Gramsci definió así a la capacidad política de impulsarse en las demandas populares para conseguir imponer exactamente lo contrario. Cospedal lo había puesto en marcha en Castilla-La Mancha en 2012 con una regresiva ley electoral que supuestamente se justificaba en los deseos de radicalidad democrática de la ciudadanía. Y con las mismas artes estaba por emerger Ciudadanos, un proyecto político propulsado para canalizar la frustración ciudadana pero a través de un proyecto claramente liberal-reformista.

Con todas estas piezas encima de la mesa, el régimen ha encontrado la forma de convertir la profunda e izquierdista crítica al sistema en un proyecto de restauración y reforma a mayor gloria de las oligarquías. Y es que sólo a través de una parcial reforma constitucional es posible mantener intactas las estructuras de poder que reinan en España desde el franquismo al mismo tiempo que se desactiva la potencia crítica de las clases populares.

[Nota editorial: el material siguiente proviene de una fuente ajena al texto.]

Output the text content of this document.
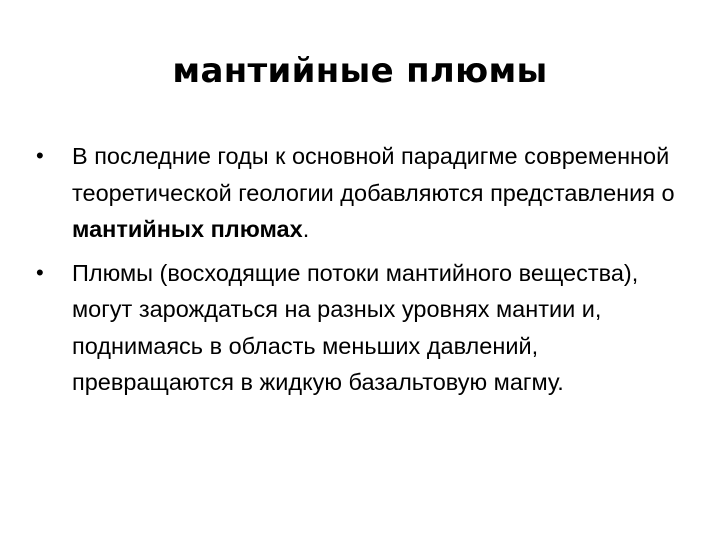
мантийные плюмы
•	В последние годы к основной парадигме современной теоретической геологии добавляются представления о мантийных плюмах.
•	Плюмы (восходящие потоки мантийного вещества), могут зарождаться на разных уровнях мантии и, поднимаясь в область меньших давлений, превращаются в жидкую базальтовую магму.
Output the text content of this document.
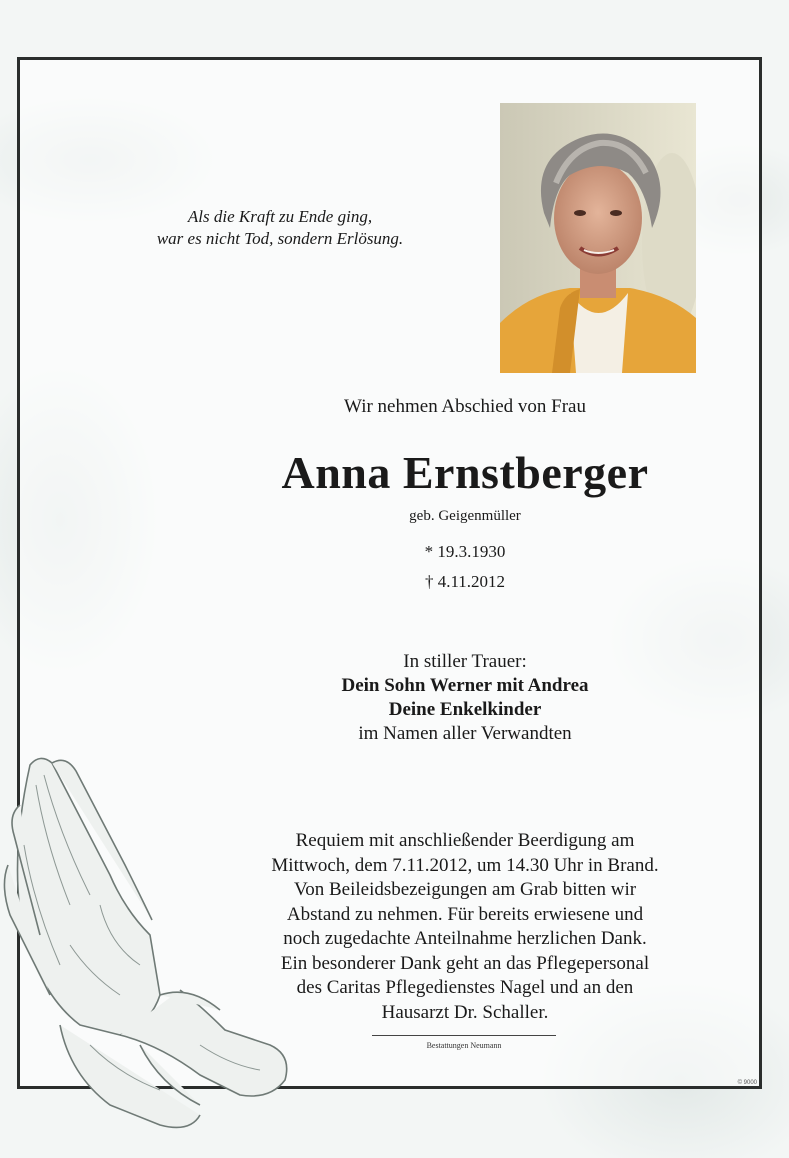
Als die Kraft zu Ende ging,
war es nicht Tod, sondern Erlösung.
Wir nehmen Abschied von Frau
Anna Ernstberger
geb. Geigenmüller
* 19.3.1930
† 4.11.2012
In stiller Trauer:
Dein Sohn Werner mit Andrea
Deine Enkelkinder
im Namen aller Verwandten
Requiem mit anschließender Beerdigung am
Mittwoch, dem 7.11.2012, um 14.30 Uhr in Brand.
Von Beileidsbezeigungen am Grab bitten wir
Abstand zu nehmen. Für bereits erwiesene und
noch zugedachte Anteilnahme herzlichen Dank.
Ein besonderer Dank geht an das Pflegepersonal
des Caritas Pflegedienstes Nagel und an den
Hausarzt Dr. Schaller.
Bestattungen Neumann
© 9000
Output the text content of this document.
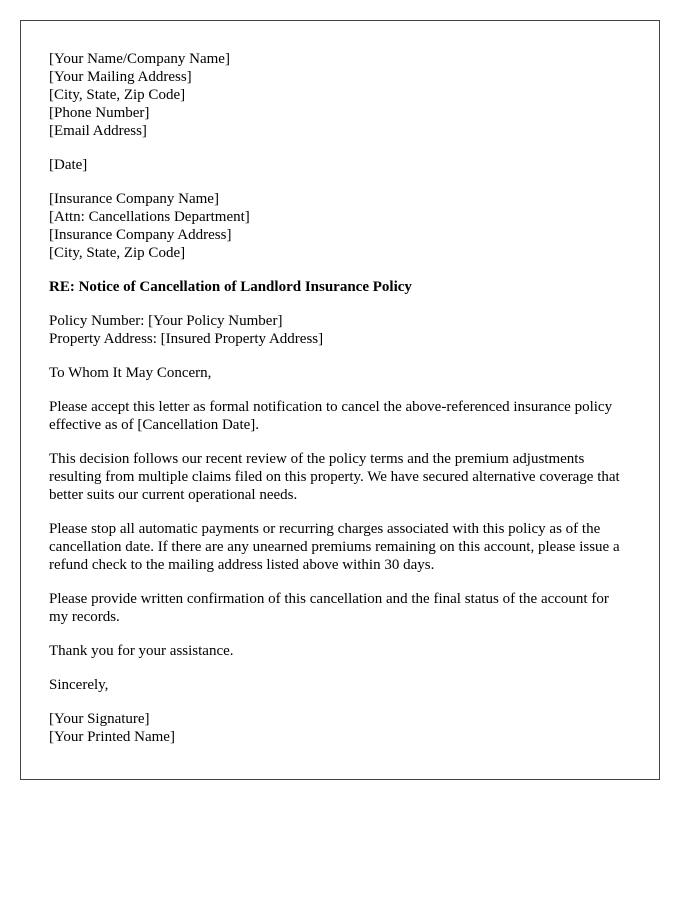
[Your Name/Company Name]
[Your Mailing Address]
[City, State, Zip Code]
[Phone Number]
[Email Address]
[Date]
[Insurance Company Name]
[Attn: Cancellations Department]
[Insurance Company Address]
[City, State, Zip Code]
RE: Notice of Cancellation of Landlord Insurance Policy
Policy Number: [Your Policy Number]
Property Address: [Insured Property Address]

To Whom It May Concern,

Please accept this letter as formal notification to cancel the above-referenced insurance policy effective as of [Cancellation Date].

This decision follows our recent review of the policy terms and the premium adjustments resulting from multiple claims filed on this property. We have secured alternative coverage that better suits our current operational needs.

Please stop all automatic payments or recurring charges associated with this policy as of the cancellation date. If there are any unearned premiums remaining on this account, please issue a refund check to the mailing address listed above within 30 days.

Please provide written confirmation of this cancellation and the final status of the account for my records.

Thank you for your assistance.

Sincerely,

[Your Signature]
[Your Printed Name]
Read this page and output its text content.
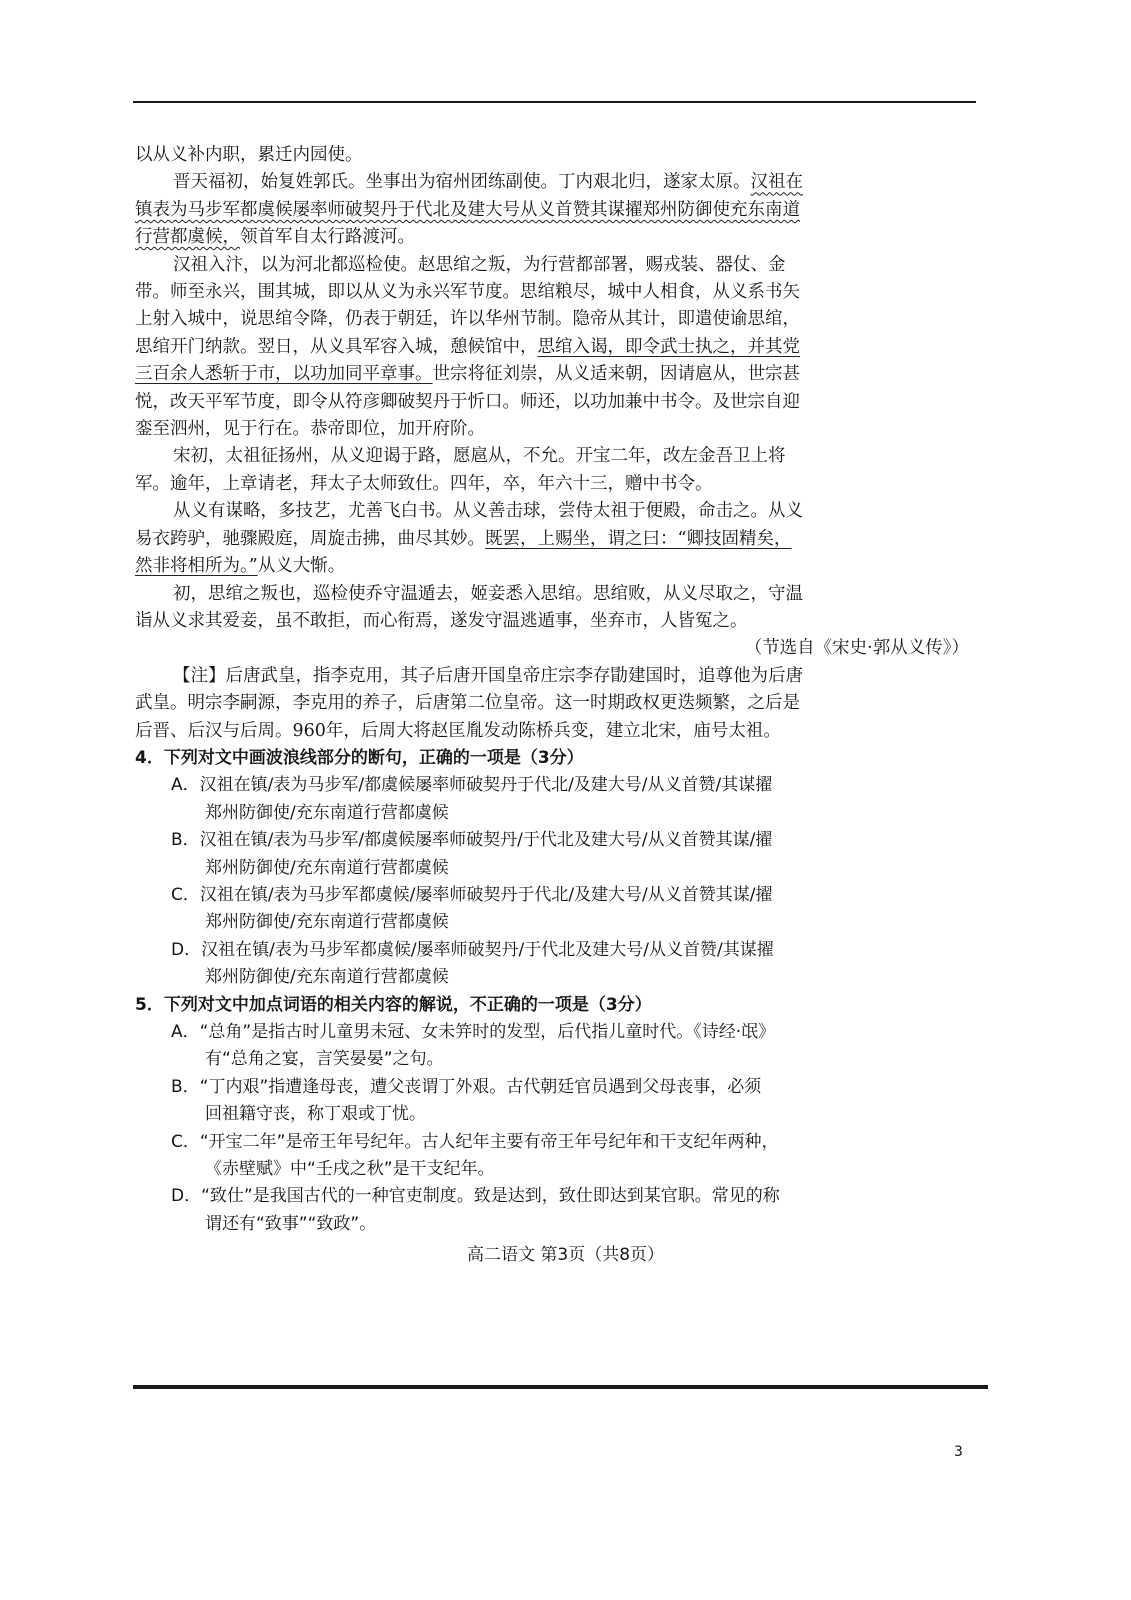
以从义补内职，累迁内园使。
晋天福初，始复姓郭氏。坐事出为宿州团练副使。丁内艰北归，遂家太原。汉祖在
镇表为马步军都虞候屡率师破契丹于代北及建大号从义首赞其谋擢郑州防御使充东南道
行营都虞候，领首军自太行路渡河。
汉祖入汴，以为河北都巡检使。赵思绾之叛，为行营都部署，赐戎装、器仗、金
带。师至永兴，围其城，即以从义为永兴军节度。思绾粮尽，城中人相食，从义系书矢
上射入城中，说思绾令降，仍表于朝廷，许以华州节制。隐帝从其计，即遣使谕思绾，
思绾开门纳款。翌日，从义具军容入城，憩候馆中，思绾入谒，即令武士执之，并其党
三百余人悉斩于市，以功加同平章事。世宗将征刘崇，从义适来朝，因请扈从，世宗甚
悦，改天平军节度，即令从符彦卿破契丹于忻口。师还，以功加兼中书令。及世宗自迎
銮至泗州，见于行在。恭帝即位，加开府阶。
宋初，太祖征扬州，从义迎谒于路，愿扈从，不允。开宝二年，改左金吾卫上将
军。逾年，上章请老，拜太子太师致仕。四年，卒，年六十三，赠中书令。
从义有谋略，多技艺，尤善飞白书。从义善击球，尝侍太祖于便殿，命击之。从义
易衣跨驴，驰骤殿庭，周旋击拂，曲尽其妙。既罢，上赐坐，谓之曰：“卿技固精矣，
然非将相所为。”从义大惭。
初，思绾之叛也，巡检使乔守温遁去，姬妾悉入思绾。思绾败，从义尽取之，守温
诣从义求其爱妾，虽不敢拒，而心衔焉，遂发守温逃遁事，坐弃市，人皆冤之。
（节选自《宋史·郭从义传》）
【注】后唐武皇，指李克用，其子后唐开国皇帝庄宗李存勖建国时，追尊他为后唐
武皇。明宗李嗣源，李克用的养子，后唐第二位皇帝。这一时期政权更迭频繁，之后是
后晋、后汉与后周。960年，后周大将赵匡胤发动陈桥兵变，建立北宋，庙号太祖。
4．下列对文中画波浪线部分的断句，正确的一项是（3分）
A．汉祖在镇/表为马步军/都虞候屡率师破契丹于代北/及建大号/从义首赞/其谋擢
郑州防御使/充东南道行营都虞候
B．汉祖在镇/表为马步军/都虞候屡率师破契丹/于代北及建大号/从义首赞其谋/擢
郑州防御使/充东南道行营都虞候
C．汉祖在镇/表为马步军都虞候/屡率师破契丹于代北/及建大号/从义首赞其谋/擢
郑州防御使/充东南道行营都虞候
D．汉祖在镇/表为马步军都虞候/屡率师破契丹/于代北及建大号/从义首赞/其谋擢
郑州防御使/充东南道行营都虞候
5．下列对文中加点词语的相关内容的解说，不正确的一项是（3分）
A．“总角”是指古时儿童男未冠、女未笄时的发型，后代指儿童时代。《诗经·氓》
有“总角之宴，言笑晏晏”之句。
B．“丁内艰”指遭逢母丧，遭父丧谓丁外艰。古代朝廷官员遇到父母丧事，必须
回祖籍守丧，称丁艰或丁忧。
C．“开宝二年”是帝王年号纪年。古人纪年主要有帝王年号纪年和干支纪年两种，
《赤壁赋》中“壬戌之秋”是干支纪年。
D．“致仕”是我国古代的一种官吏制度。致是达到，致仕即达到某官职。常见的称
谓还有“致事”“致政”。
高二语文 第3页（共8页）
3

El debate, por lo tanto, se traslada al ámbito constitucional. Y la disyuntiva sigue siendo la escobazada por el 15-M: reforma o ruptura. La reforma parcial que proponen los cuatro partidos con mayor estimación de voto se puede realizar a través del artículo 167, lo que implica un engaño constitucional porque es una reforma por la puerta de atrás. Es el mismo procedimiento que la reforma del artículo 135 que hizo el bipartidismo en 2011. Conlleva una negociación entre cúpulas y acuerdos puntuales que no tocan los elementos fundamentales del régimen. Y es que la Constitución de 1978 se blindó de tal forma que para modificar sus cimientos es necesario usar el artículo 168, el que abre un proceso constituyente. Precisamente esa es la única opción que tienen las clases populares para participar activamente en el rediseño de nuestras instituciones y de evitar que apuntalen un orden social neoliberal y regresivo.

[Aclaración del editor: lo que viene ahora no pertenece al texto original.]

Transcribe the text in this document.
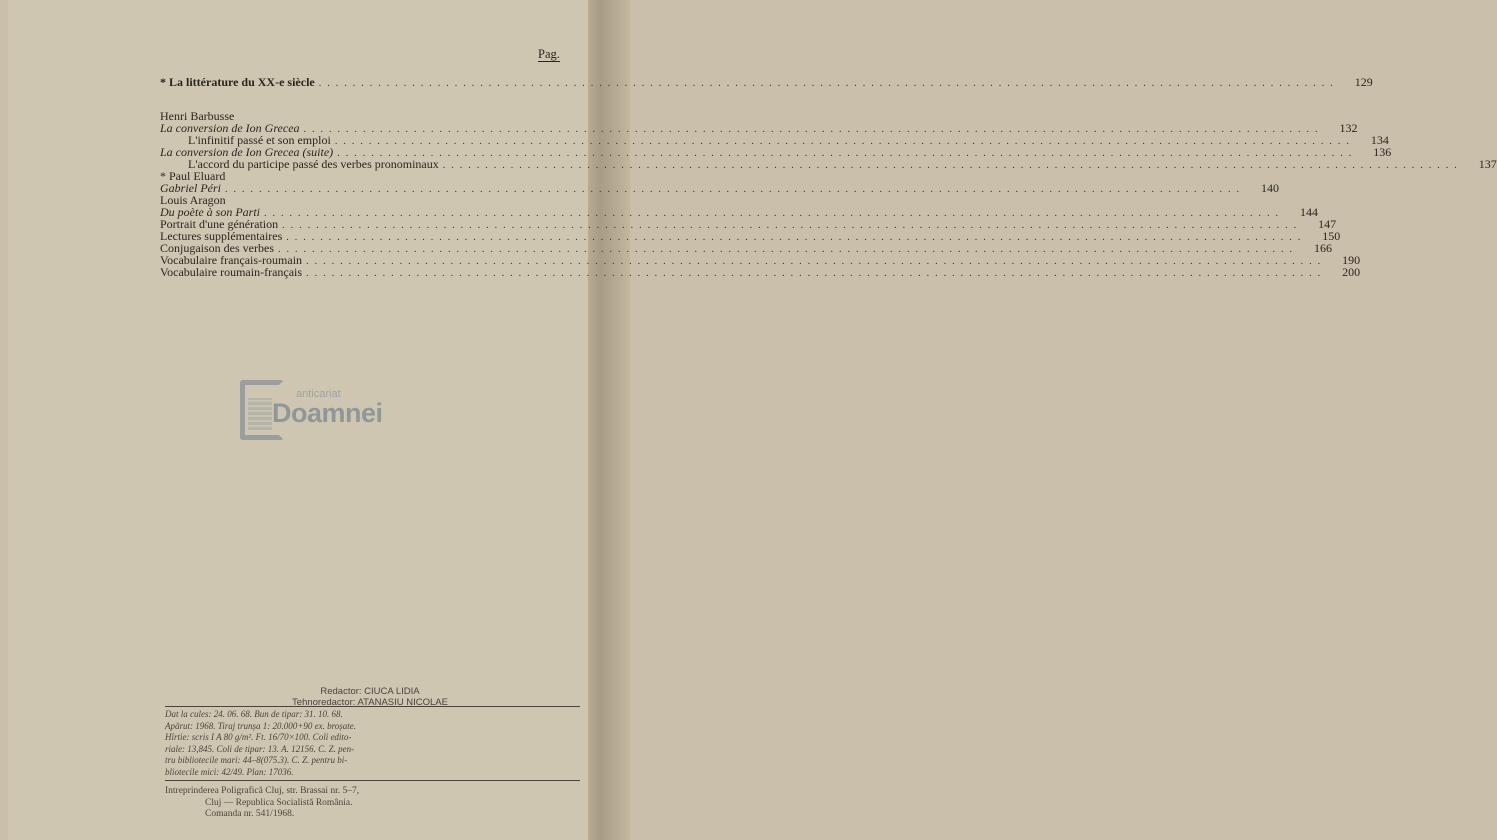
Pag.
* La littérature du XX-e siècle ........................................................................................................................	129
Henri Barbusse
La conversion de Ion Grecea ........................................................................................................................	132
L'infinitif passé et son emploi ........................................................................................................................	134
La conversion de Ion Grecea (suite) ........................................................................................................................	136
L'accord du participe passé des verbes pronominaux ........................................................................................................................	137
* Paul Eluard
Gabriel Péri ........................................................................................................................	140
Louis Aragon
Du poète à son Parti ........................................................................................................................	144
Portrait d'une génération ........................................................................................................................	147
Lectures supplémentaires ........................................................................................................................	150
Conjugaison des verbes ........................................................................................................................	166
Vocabulaire français-roumain ........................................................................................................................	190
Vocabulaire roumain-français ........................................................................................................................	200
anticariat
Doamnei
Redactor: CIUCA LIDIA
Tehnoredactor: ATANASIU NICOLAE
Dat la cules: 24. 06. 68. Bun de tipar: 31. 10. 68.
Apărut: 1968. Tiraj trunșa 1: 20.000+90 ex. broșate.
Hîrtie: scris I A 80 g/m². Ft. 16/70×100. Coli edito-
riale: 13,845. Coli de tipar: 13. A. 12156. C. Z. pen-
tru bibliotecile mari: 44–8(075.3). C. Z. pentru bi-
bliotecile mici: 42/49. Plan: 17036.
Intreprinderea Poligrafică Cluj, str. Brassai nr. 5–7,
Cluj — Republica Socialistă România.
Comanda nr. 541/1968.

Pero paradójicamente, tras cuatro años de grave crisis institucional y movilizaciones sociales clave, la única candidatura que defiende en estos momentos un proceso constituyente es la de Unidad Popular-Izquierda Unida. El resto ha sucumbido a los cantos de sirena del régimen en restauración. Oficialmente ya todos los partidos, incluido Podemos, son defensores del libre mercado en el sector eléctrico –con la ironía de que sólo hace un año que Endesa nos saqueó 14.000 millones de euros con el silencio cómplice del Gobierno-, partidarios de mantener los compromisos internacionales con la OTAN y defensores de la Cultura de la Transición que tanto nos costó doblegar. No son cuestiones cualquiera, sino elementos definitorios del régimen. Y para quienes hemos vivido estos cuatro años peleando cuerpo a cuerpo con funcionarios del BCE, del FMI y del Gobierno resulta cuanto menos sorprendente la capacidad que han tenido de meterse en el bolsillo a tanto espacio político tras la grave crisis de régimen.

Y, sin embargo, no nos rendimos. Creemos que el cambio aún es posible. Y, sobre todo, necesario. No podemos permitir que se consolide un orden social salvaje que necesita una adaptación institucional a su medida, que es precisamente lo que le brindaría una reforma constitucional capitaneada por la oligarquía. Pero sólo habrá cambio real si fortalecemos a la izquierda y a los movimientos sociales que buscan una transformación social. Por eso me atrevo a decir que en estas elecciones el voto determinante está, sin duda, en la izquierda y la coherencia. Por eso quiero poner en valor la dignidad que conlleva defender un proyecto alternativo al del régimen del 78, proponiendo políticas a favor de las clases populares. Con una sonrisa seguiremos batallando a los poderes salvajes del capitalismo.